Francine Coelho, infirmière et Jean-Robert Pinard, préposé aux bénificiaires. Archives.

Compassion

Sauver des vies, mais en n’oubliant pas l’humain pour autant. Comme l’explique Dre Kovacs, « nous avons toujours été fiers d’être centrés sur le patient et ses proches, mais c’est devenu très difficile ces derniers mois, compte tenu des restrictions de visites et des exigences de quarantaine nécessaires. » Pour aider les familles, l’équipe a eu recours à la technologie. « Grâce à l’utilisation d’iPads, nous avons fait en sorte que les proches puissent passer du temps en famille virtuellement et se sentir présents, même à distance », explique-t-elle.

L’équipe des Soins intensifs, applaudissant un patient lors de son départ de l’unité.
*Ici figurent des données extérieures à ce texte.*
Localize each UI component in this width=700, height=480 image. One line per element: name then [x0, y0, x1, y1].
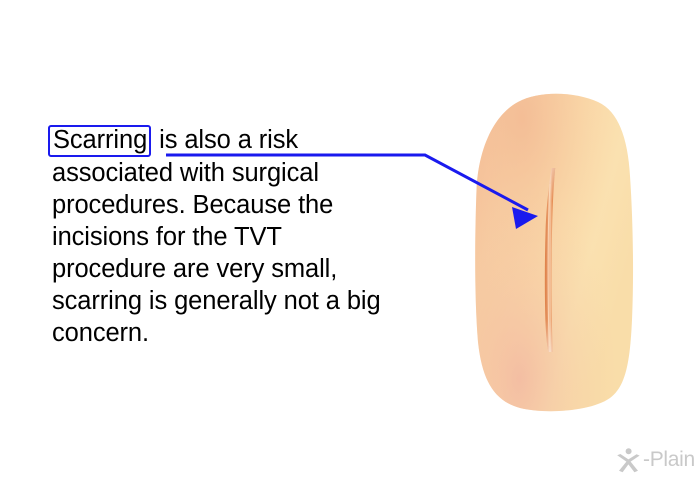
- caption-body: is also a risk associated with surgical …: [52, 126, 381, 347]
- illustration-skin-with-scar: [440, 80, 650, 420]
- x-plain-logo: -Plain: [616, 444, 696, 476]
- x-plain-person-icon: [616, 447, 642, 473]
- logo-text: -Plain: [643, 448, 695, 472]
- highlighted-term-scarring[interactable]: Scarring: [48, 125, 151, 157]
- slide-canvas: Scarring is also a risk associated with …: [0, 0, 700, 480]
- caption-text: Scarring is also a risk associated with …: [52, 124, 402, 349]
- skin-patch: [475, 94, 633, 411]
Dre Kovacs raconte également une initiative de l’équipe, remplie de compassion : « Nous avons pris des dispositions spéciales pour qu’un couple, tous deux atteints de COVID-19, puisse partager une chambre et décéder ensemble, tandis que leurs enfants étaient à leurs côtés virtuellement. » Centrés sur la personne, même en temps de pandémie…

Innovation

« Montfort a toujours été à l’avant-garde au niveau de la prise en charge médicale des patients gravement atteints de COVID-19 », explique Dre Kovacs. La preuve : l’équipe a eu des réussites extraordinaires. « Nous avons effectué notre toute première trachéotomie au chevet, pour un jeune homme qui était intubé depuis plus de 24 jours », raconte-t-elle. « Il est maintenant décanulé, il poursuit sa physiothérapie, et son congé à la maison est prévu. »

Nous avons été le premier hôpital d’Ottawa à pratiquer une trachéotomie chez un patient atteint de COVID-19. Il s’agissait aussi de notre toute première trachéotomie au chevet, à Montfort.

« On avait envisagé une thérapie par ECMO (l’acronyme anglais de extracorporeal membrane oxygenation) pour ce patient », explique Dre Kovacs. « … mais grâce à des soins intensifs exceptionnels, il a pu éviter cette intervention et s’est rétabli de façon remarquable. »

Entraide

Du point de vue de Renée, « pour s’appuyer, il faut travailler en équipe ! » Il y eut une période plus stressante, certes. Beaucoup d’inconnu, « mais une fois qu’on a commencé à prendre soins des patients, on a vu qu’il y avait des similitudes. »

« Les infirmières sont incroyablement résilientes, » dit Annik, avec fierté. « C’est beau à voir qu’elles se sont épanouies dans tous ces changements. »

« On avait l’impression qu’on se préparait à la guerre. »

Dre Kovacs
Charline, Tanya et Simon
Charline Dubois, Tanya Lapointe-Green et Simon Yelle, infirmières et infirmier aux Soins intensifs. Archives.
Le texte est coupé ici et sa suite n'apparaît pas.